Dans moins de six mois, débutera
la commémoration des 250 ans de la naissance de Beethoven. Même si la date
exacte de l’anniversaire se situe en décembre 2020, il ne faut pas être grand
clerc pour penser que nous devons nous attendre à une avalanche rapide de
parutions et de rééditions en tout genre. Il serait bon aussi que de nouvelles
études en français viennent enrichir notre connaissance de ce géant de la
composition. Un CD nous met déjà l’oreille en phase d’attente.
En 2013, l’infatigable défricheur
qu’est Cyprien Katsaris proposait le premier enregistrement intégral de la
version pianistique, de la main même de Beethoven, du ballet Les Créatures de Prométhée qui date des
années 1800-1801, entre la composition des deux premières symphonies. Il
s’agissait d’une commande du chorégraphe Salvatore Vigano, dont la création eut
lieu à Vienne le 28 mars 1801. Dès le mois de juin, un éditeur fit paraître
dans la capitale autrichienne la réduction pour piano de la partition, que le
compositeur dédia à la princesse Lichnowsky. Grâce au label Naxos (8.573974),
c’est le pianiste originaire de Hong Kong, Warren Lee qui a rendu vie encore
une fois à cette oeuvre, le 18 novembre 2018, dans les studios du Wyastone
Concert Hall anglais de Monmouth.
Le seul ballet que Beethoven ait
composé fut un succès immédiat, il y eut une trentaine de représentations, mais
tout retomba vite dans l’oubli, le compositeur lui-même n’en faisant pas grand
cas. Il en réutilisa cependant des thèmes dans ses Variations pour piano op. 35, de même que dans l’Héroïque et la Pastorale. La brève ouverture des Créatures de Prométhée est encore souvent programmée en salle de
concert. De l’intégrale, il existe l’une ou l’autre version orchestrale, dont
celle de l’Orchestre de chambre Orpheus, au milieu des années 1980.

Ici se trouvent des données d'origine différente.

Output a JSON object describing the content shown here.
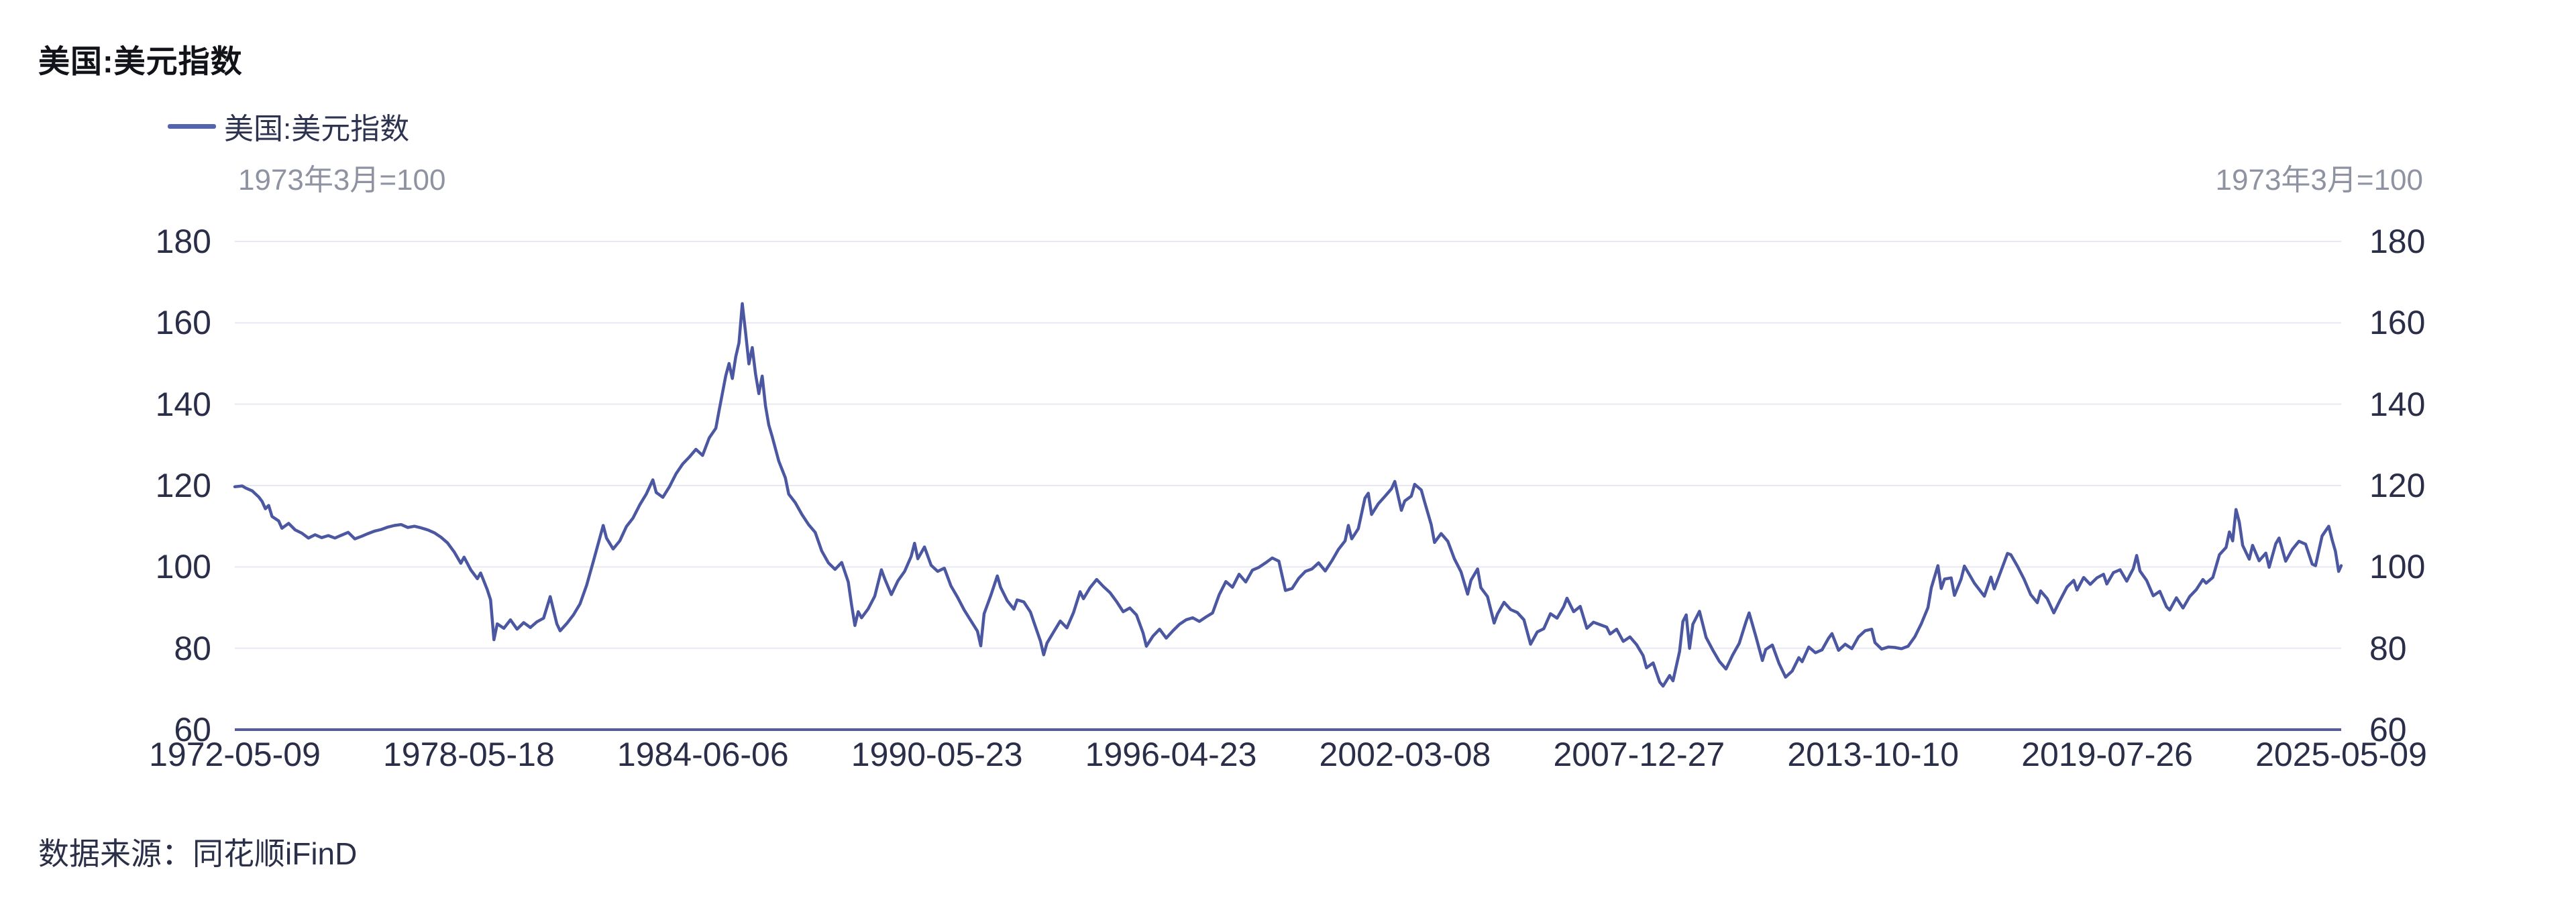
{
  "page": {
    "title": "美国:美元指数",
    "source": "数据来源：同花顺iFinD"
  },
  "legend": {
    "label": "美国:美元指数",
    "marker_color": "#5565ad"
  },
  "colors": {
    "line": "#4c57a1",
    "grid": "#e7e8f2",
    "axis_line": "#565d92",
    "tick_text": "#2a2e48",
    "subtitle_text": "#8f93a1"
  },
  "chart_data": {
    "type": "line",
    "title": "美国:美元指数",
    "series_name": "美国:美元指数",
    "unit_note": "1973年3月=100",
    "xlabel": "",
    "ylabel": "",
    "ylim": [
      60,
      180
    ],
    "y_ticks": [
      180,
      160,
      140,
      120,
      100,
      80,
      60
    ],
    "x_tick_labels": [
      "1972-05-09",
      "1978-05-18",
      "1984-06-06",
      "1990-05-23",
      "1996-04-23",
      "2002-03-08",
      "2007-12-27",
      "2013-10-10",
      "2019-07-26",
      "2025-05-09"
    ],
    "grid": true,
    "legend_position": "top-left",
    "points": [
      [
        "1972-05-09",
        119.7
      ],
      [
        "1972-07",
        119.9
      ],
      [
        "1972-08",
        119.4
      ],
      [
        "1972-10",
        118.7
      ],
      [
        "1972-12",
        117.2
      ],
      [
        "1973-01",
        116.1
      ],
      [
        "1973-02",
        114.3
      ],
      [
        "1973-03",
        115.1
      ],
      [
        "1973-04",
        112.4
      ],
      [
        "1973-06",
        111.3
      ],
      [
        "1973-07",
        109.5
      ],
      [
        "1973-09",
        110.7
      ],
      [
        "1973-11",
        109.1
      ],
      [
        "1974-01",
        108.3
      ],
      [
        "1974-03",
        107.1
      ],
      [
        "1974-05",
        107.9
      ],
      [
        "1974-07",
        107.2
      ],
      [
        "1974-09",
        107.7
      ],
      [
        "1974-11",
        107.1
      ],
      [
        "1975-01",
        107.8
      ],
      [
        "1975-03",
        108.5
      ],
      [
        "1975-05",
        106.9
      ],
      [
        "1975-07",
        107.5
      ],
      [
        "1975-09",
        108.2
      ],
      [
        "1975-11",
        108.8
      ],
      [
        "1976-01",
        109.2
      ],
      [
        "1976-03",
        109.8
      ],
      [
        "1976-05",
        110.2
      ],
      [
        "1976-07",
        110.4
      ],
      [
        "1976-09",
        109.7
      ],
      [
        "1976-11",
        110.0
      ],
      [
        "1977-01",
        109.6
      ],
      [
        "1977-03",
        109.1
      ],
      [
        "1977-05",
        108.4
      ],
      [
        "1977-07",
        107.3
      ],
      [
        "1977-09",
        105.9
      ],
      [
        "1977-11",
        103.7
      ],
      [
        "1978-01",
        100.9
      ],
      [
        "1978-02",
        102.4
      ],
      [
        "1978-04",
        99.3
      ],
      [
        "1978-06",
        97.1
      ],
      [
        "1978-07",
        98.5
      ],
      [
        "1978-09",
        94.4
      ],
      [
        "1978-10",
        91.9
      ],
      [
        "1978-11",
        82.1
      ],
      [
        "1978-12",
        86.0
      ],
      [
        "1979-02",
        84.9
      ],
      [
        "1979-04",
        87.0
      ],
      [
        "1979-06",
        84.7
      ],
      [
        "1979-08",
        86.3
      ],
      [
        "1979-10",
        85.1
      ],
      [
        "1979-12",
        86.5
      ],
      [
        "1980-02",
        87.4
      ],
      [
        "1980-04",
        92.7
      ],
      [
        "1980-06",
        86.0
      ],
      [
        "1980-07",
        84.3
      ],
      [
        "1980-09",
        86.1
      ],
      [
        "1980-11",
        88.2
      ],
      [
        "1981-01",
        90.9
      ],
      [
        "1981-03",
        95.5
      ],
      [
        "1981-05",
        101.3
      ],
      [
        "1981-08",
        110.2
      ],
      [
        "1981-09",
        107.1
      ],
      [
        "1981-11",
        104.4
      ],
      [
        "1982-01",
        106.4
      ],
      [
        "1982-03",
        109.9
      ],
      [
        "1982-05",
        112.0
      ],
      [
        "1982-07",
        115.2
      ],
      [
        "1982-09",
        117.9
      ],
      [
        "1982-11",
        121.4
      ],
      [
        "1982-12",
        118.3
      ],
      [
        "1983-02",
        117.1
      ],
      [
        "1983-04",
        119.7
      ],
      [
        "1983-06",
        122.9
      ],
      [
        "1983-08",
        125.3
      ],
      [
        "1983-10",
        127.0
      ],
      [
        "1983-12",
        128.9
      ],
      [
        "1984-02",
        127.4
      ],
      [
        "1984-04",
        131.7
      ],
      [
        "1984-06",
        134.1
      ],
      [
        "1984-07",
        138.5
      ],
      [
        "1984-09",
        147.0
      ],
      [
        "1984-10",
        150.0
      ],
      [
        "1984-11",
        146.3
      ],
      [
        "1984-12",
        151.6
      ],
      [
        "1985-01",
        155.1
      ],
      [
        "1985-02",
        164.7
      ],
      [
        "1985-03",
        157.5
      ],
      [
        "1985-04",
        149.9
      ],
      [
        "1985-05",
        153.9
      ],
      [
        "1985-06",
        147.4
      ],
      [
        "1985-07",
        142.6
      ],
      [
        "1985-08",
        146.9
      ],
      [
        "1985-09",
        139.6
      ],
      [
        "1985-10",
        134.9
      ],
      [
        "1985-11",
        132.1
      ],
      [
        "1986-01",
        126.0
      ],
      [
        "1986-03",
        121.9
      ],
      [
        "1986-04",
        117.9
      ],
      [
        "1986-06",
        115.8
      ],
      [
        "1986-08",
        112.9
      ],
      [
        "1986-10",
        110.4
      ],
      [
        "1986-12",
        108.5
      ],
      [
        "1987-02",
        103.9
      ],
      [
        "1987-04",
        101.0
      ],
      [
        "1987-06",
        99.4
      ],
      [
        "1987-08",
        101.1
      ],
      [
        "1987-10",
        96.3
      ],
      [
        "1987-11",
        90.6
      ],
      [
        "1987-12",
        85.6
      ],
      [
        "1988-01",
        89.0
      ],
      [
        "1988-02",
        87.5
      ],
      [
        "1988-04",
        89.7
      ],
      [
        "1988-06",
        92.8
      ],
      [
        "1988-08",
        99.3
      ],
      [
        "1988-09",
        97.1
      ],
      [
        "1988-11",
        93.2
      ],
      [
        "1989-01",
        96.6
      ],
      [
        "1989-03",
        98.9
      ],
      [
        "1989-05",
        102.6
      ],
      [
        "1989-06",
        105.8
      ],
      [
        "1989-07",
        102.0
      ],
      [
        "1989-09",
        104.9
      ],
      [
        "1989-11",
        100.4
      ],
      [
        "1990-01",
        98.9
      ],
      [
        "1990-03",
        99.7
      ],
      [
        "1990-05",
        95.3
      ],
      [
        "1990-07",
        92.5
      ],
      [
        "1990-09",
        89.4
      ],
      [
        "1990-11",
        86.8
      ],
      [
        "1991-01",
        84.2
      ],
      [
        "1991-02",
        80.6
      ],
      [
        "1991-03",
        88.5
      ],
      [
        "1991-05",
        92.9
      ],
      [
        "1991-07",
        97.8
      ],
      [
        "1991-08",
        95.0
      ],
      [
        "1991-10",
        91.7
      ],
      [
        "1991-12",
        89.6
      ],
      [
        "1992-01",
        91.9
      ],
      [
        "1992-03",
        91.4
      ],
      [
        "1992-05",
        88.9
      ],
      [
        "1992-06",
        86.5
      ],
      [
        "1992-08",
        81.8
      ],
      [
        "1992-09",
        78.4
      ],
      [
        "1992-10",
        81.3
      ],
      [
        "1992-12",
        84.0
      ],
      [
        "1993-02",
        86.7
      ],
      [
        "1993-04",
        85.0
      ],
      [
        "1993-06",
        88.8
      ],
      [
        "1993-08",
        93.9
      ],
      [
        "1993-09",
        92.2
      ],
      [
        "1993-11",
        94.9
      ],
      [
        "1994-01",
        96.9
      ],
      [
        "1994-03",
        95.2
      ],
      [
        "1994-05",
        93.7
      ],
      [
        "1994-07",
        91.5
      ],
      [
        "1994-09",
        89.0
      ],
      [
        "1994-11",
        89.9
      ],
      [
        "1995-01",
        88.2
      ],
      [
        "1995-03",
        83.8
      ],
      [
        "1995-04",
        80.5
      ],
      [
        "1995-06",
        83.0
      ],
      [
        "1995-08",
        84.7
      ],
      [
        "1995-10",
        82.5
      ],
      [
        "1995-12",
        84.3
      ],
      [
        "1996-02",
        85.9
      ],
      [
        "1996-04",
        87.0
      ],
      [
        "1996-06",
        87.5
      ],
      [
        "1996-08",
        86.6
      ],
      [
        "1996-10",
        87.7
      ],
      [
        "1996-12",
        88.7
      ],
      [
        "1997-02",
        93.2
      ],
      [
        "1997-04",
        96.4
      ],
      [
        "1997-06",
        95.0
      ],
      [
        "1997-08",
        98.2
      ],
      [
        "1997-10",
        96.3
      ],
      [
        "1997-12",
        99.2
      ],
      [
        "1998-02",
        99.9
      ],
      [
        "1998-04",
        101.0
      ],
      [
        "1998-06",
        102.2
      ],
      [
        "1998-08",
        101.4
      ],
      [
        "1998-10",
        94.2
      ],
      [
        "1998-12",
        94.7
      ],
      [
        "1999-02",
        97.2
      ],
      [
        "1999-04",
        98.9
      ],
      [
        "1999-06",
        99.5
      ],
      [
        "1999-08",
        101.0
      ],
      [
        "1999-10",
        99.0
      ],
      [
        "1999-12",
        101.5
      ],
      [
        "2000-02",
        104.3
      ],
      [
        "2000-04",
        106.4
      ],
      [
        "2000-05",
        110.2
      ],
      [
        "2000-06",
        106.9
      ],
      [
        "2000-08",
        109.4
      ],
      [
        "2000-10",
        116.9
      ],
      [
        "2000-11",
        118.1
      ],
      [
        "2000-12",
        112.9
      ],
      [
        "2001-02",
        115.5
      ],
      [
        "2001-04",
        117.3
      ],
      [
        "2001-06",
        119.2
      ],
      [
        "2001-07",
        121.0
      ],
      [
        "2001-09",
        113.9
      ],
      [
        "2001-10",
        116.2
      ],
      [
        "2001-12",
        117.4
      ],
      [
        "2002-01",
        120.3
      ],
      [
        "2002-03",
        118.9
      ],
      [
        "2002-04",
        116.0
      ],
      [
        "2002-06",
        110.4
      ],
      [
        "2002-07",
        106.0
      ],
      [
        "2002-09",
        108.2
      ],
      [
        "2002-11",
        106.3
      ],
      [
        "2003-01",
        102.0
      ],
      [
        "2003-03",
        98.8
      ],
      [
        "2003-05",
        93.3
      ],
      [
        "2003-06",
        96.7
      ],
      [
        "2003-08",
        99.5
      ],
      [
        "2003-09",
        94.9
      ],
      [
        "2003-11",
        92.7
      ],
      [
        "2004-01",
        86.2
      ],
      [
        "2004-02",
        88.4
      ],
      [
        "2004-04",
        91.3
      ],
      [
        "2004-06",
        89.5
      ],
      [
        "2004-08",
        88.8
      ],
      [
        "2004-10",
        87.0
      ],
      [
        "2004-12",
        81.0
      ],
      [
        "2005-02",
        84.0
      ],
      [
        "2005-04",
        84.8
      ],
      [
        "2005-06",
        88.5
      ],
      [
        "2005-08",
        87.4
      ],
      [
        "2005-10",
        90.2
      ],
      [
        "2005-11",
        92.3
      ],
      [
        "2006-01",
        89.0
      ],
      [
        "2006-03",
        90.3
      ],
      [
        "2006-05",
        84.9
      ],
      [
        "2006-07",
        86.4
      ],
      [
        "2006-09",
        85.8
      ],
      [
        "2006-11",
        85.2
      ],
      [
        "2006-12",
        83.5
      ],
      [
        "2007-02",
        84.7
      ],
      [
        "2007-04",
        81.7
      ],
      [
        "2007-06",
        82.8
      ],
      [
        "2007-08",
        80.9
      ],
      [
        "2007-10",
        78.2
      ],
      [
        "2007-11",
        75.2
      ],
      [
        "2008-01",
        76.4
      ],
      [
        "2008-03",
        71.7
      ],
      [
        "2008-04",
        70.7
      ],
      [
        "2008-06",
        73.3
      ],
      [
        "2008-07",
        72.0
      ],
      [
        "2008-09",
        79.2
      ],
      [
        "2008-10",
        86.6
      ],
      [
        "2008-11",
        88.2
      ],
      [
        "2008-12",
        80.0
      ],
      [
        "2009-01",
        85.9
      ],
      [
        "2009-03",
        89.1
      ],
      [
        "2009-05",
        82.7
      ],
      [
        "2009-07",
        79.6
      ],
      [
        "2009-09",
        76.8
      ],
      [
        "2009-11",
        74.9
      ],
      [
        "2010-01",
        78.3
      ],
      [
        "2010-03",
        81.2
      ],
      [
        "2010-05",
        86.4
      ],
      [
        "2010-06",
        88.7
      ],
      [
        "2010-08",
        83.0
      ],
      [
        "2010-10",
        77.0
      ],
      [
        "2010-11",
        79.7
      ],
      [
        "2011-01",
        80.8
      ],
      [
        "2011-03",
        76.3
      ],
      [
        "2011-05",
        72.9
      ],
      [
        "2011-07",
        74.4
      ],
      [
        "2011-09",
        77.7
      ],
      [
        "2011-10",
        76.7
      ],
      [
        "2011-12",
        80.3
      ],
      [
        "2012-02",
        78.9
      ],
      [
        "2012-04",
        79.6
      ],
      [
        "2012-06",
        82.5
      ],
      [
        "2012-07",
        83.6
      ],
      [
        "2012-09",
        79.5
      ],
      [
        "2012-11",
        81.0
      ],
      [
        "2013-01",
        79.9
      ],
      [
        "2013-03",
        82.8
      ],
      [
        "2013-05",
        84.3
      ],
      [
        "2013-07",
        84.7
      ],
      [
        "2013-08",
        81.4
      ],
      [
        "2013-10",
        79.8
      ],
      [
        "2013-12",
        80.3
      ],
      [
        "2014-02",
        80.2
      ],
      [
        "2014-04",
        79.9
      ],
      [
        "2014-06",
        80.5
      ],
      [
        "2014-08",
        82.8
      ],
      [
        "2014-10",
        86.1
      ],
      [
        "2014-12",
        90.0
      ],
      [
        "2015-01",
        94.9
      ],
      [
        "2015-03",
        100.3
      ],
      [
        "2015-04",
        94.7
      ],
      [
        "2015-05",
        97.0
      ],
      [
        "2015-07",
        97.3
      ],
      [
        "2015-08",
        93.0
      ],
      [
        "2015-10",
        97.0
      ],
      [
        "2015-11",
        100.2
      ],
      [
        "2015-12",
        98.8
      ],
      [
        "2016-02",
        96.0
      ],
      [
        "2016-05",
        92.8
      ],
      [
        "2016-07",
        97.5
      ],
      [
        "2016-08",
        94.6
      ],
      [
        "2016-10",
        98.9
      ],
      [
        "2016-12",
        103.3
      ],
      [
        "2017-01",
        103.0
      ],
      [
        "2017-03",
        100.2
      ],
      [
        "2017-05",
        97.0
      ],
      [
        "2017-07",
        93.2
      ],
      [
        "2017-09",
        91.2
      ],
      [
        "2017-10",
        94.1
      ],
      [
        "2017-12",
        92.2
      ],
      [
        "2018-02",
        88.7
      ],
      [
        "2018-04",
        92.0
      ],
      [
        "2018-06",
        95.1
      ],
      [
        "2018-08",
        96.7
      ],
      [
        "2018-09",
        94.3
      ],
      [
        "2018-11",
        97.4
      ],
      [
        "2019-01",
        95.7
      ],
      [
        "2019-03",
        97.3
      ],
      [
        "2019-05",
        98.2
      ],
      [
        "2019-06",
        95.8
      ],
      [
        "2019-08",
        98.6
      ],
      [
        "2019-10",
        99.3
      ],
      [
        "2019-12",
        96.5
      ],
      [
        "2020-02",
        99.6
      ],
      [
        "2020-03",
        102.8
      ],
      [
        "2020-04",
        99.0
      ],
      [
        "2020-06",
        96.7
      ],
      [
        "2020-08",
        92.9
      ],
      [
        "2020-10",
        94.0
      ],
      [
        "2020-12",
        90.2
      ],
      [
        "2021-01",
        89.4
      ],
      [
        "2021-03",
        92.4
      ],
      [
        "2021-05",
        89.9
      ],
      [
        "2021-07",
        92.7
      ],
      [
        "2021-09",
        94.4
      ],
      [
        "2021-11",
        96.9
      ],
      [
        "2021-12",
        96.0
      ],
      [
        "2022-02",
        97.4
      ],
      [
        "2022-04",
        103.0
      ],
      [
        "2022-06",
        104.8
      ],
      [
        "2022-07",
        108.6
      ],
      [
        "2022-08",
        106.4
      ],
      [
        "2022-09",
        114.1
      ],
      [
        "2022-10",
        111.0
      ],
      [
        "2022-11",
        105.3
      ],
      [
        "2023-01",
        101.9
      ],
      [
        "2023-02",
        105.3
      ],
      [
        "2023-04",
        101.5
      ],
      [
        "2023-06",
        103.4
      ],
      [
        "2023-07",
        99.9
      ],
      [
        "2023-09",
        105.7
      ],
      [
        "2023-10",
        107.1
      ],
      [
        "2023-12",
        101.4
      ],
      [
        "2024-02",
        104.3
      ],
      [
        "2024-04",
        106.3
      ],
      [
        "2024-06",
        105.6
      ],
      [
        "2024-08",
        100.7
      ],
      [
        "2024-09",
        100.3
      ],
      [
        "2024-11",
        107.6
      ],
      [
        "2025-01",
        110.0
      ],
      [
        "2025-02",
        106.7
      ],
      [
        "2025-03",
        103.9
      ],
      [
        "2025-04",
        98.9
      ],
      [
        "2025-05-09",
        100.3
      ]
    ]
  }
}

L’œuvre se compose de l’ouverture
et de deux actes, pour un ensemble de dix-huit mouvements. On ne reviendra pas
sur le thème bien connu du parcours de Prométhée et du feu dérobé aux dieux
pour le donner aux hommes. Mais il faut savoir que le chorégraphe Vigano
souhaitait, par l’association de mythes, récits mythologiques et allégories
donner au ballet une dimension politique, idéologique et esthétique. Vigano
avait des intentions « révolutionnaires ». Ce que la France avait
vécu avant l’arrivée au pouvoir de Bonaparte ouvrait à l’humanité la
perspective d’accéder à la liberté et au bonheur. (1).
Le soliste du présent enregistrement,
Warren Lee, a été un enfant prodige. Dès l’âge de six ans, il se produisait
avec l’Orchestre Philharmonique de Hong-Kong à l’occasion d’un concert
télévisé. Considéré comme un phénomène, il a remporté en 1995 le Premier Prix
du Stravinsky Awards International Piano Competition et a été, la même année,
Grand Prix du Concours Ivo Pogorelich. Warren Lee, qui est aussi compositeur, a
publié chez Naxos des CD consacrés à des œuvres de Dun et Bernstein, a
participé à la « Complete Music » de Liszt pour le volume n° 50, et a
accompagné des violonistes dans des sonates de Schubert ou des concertos de
Seitz. Sa vision beethovenienne bénéficie d’une noblesse d’accents et d’une
imagination à la fois variée et imagée qui n’exclut pas l’âpreté du propos ni la
grandeur qu’il accorde à cette oeuvre éminemment romantique. Il a le sens des
nuances, de la couleur et de la projection, donnant à ces pages un intérêt
constant et leur juste dimension d’équilibre et d’élan mesuré. Oui, voilà une
belle mise en bouche pour la future commémoration !
Jean Lacroix
(1) Le lecteur désireux
d’approfondissement lira avec intérêt les pages 211 à 223 que l’historienne
Elisabeth Brisson consacre aux Créatures
de Prométhée dans son Guide de la
musique de Beethoven, paru aux éditions Fayard en 2005.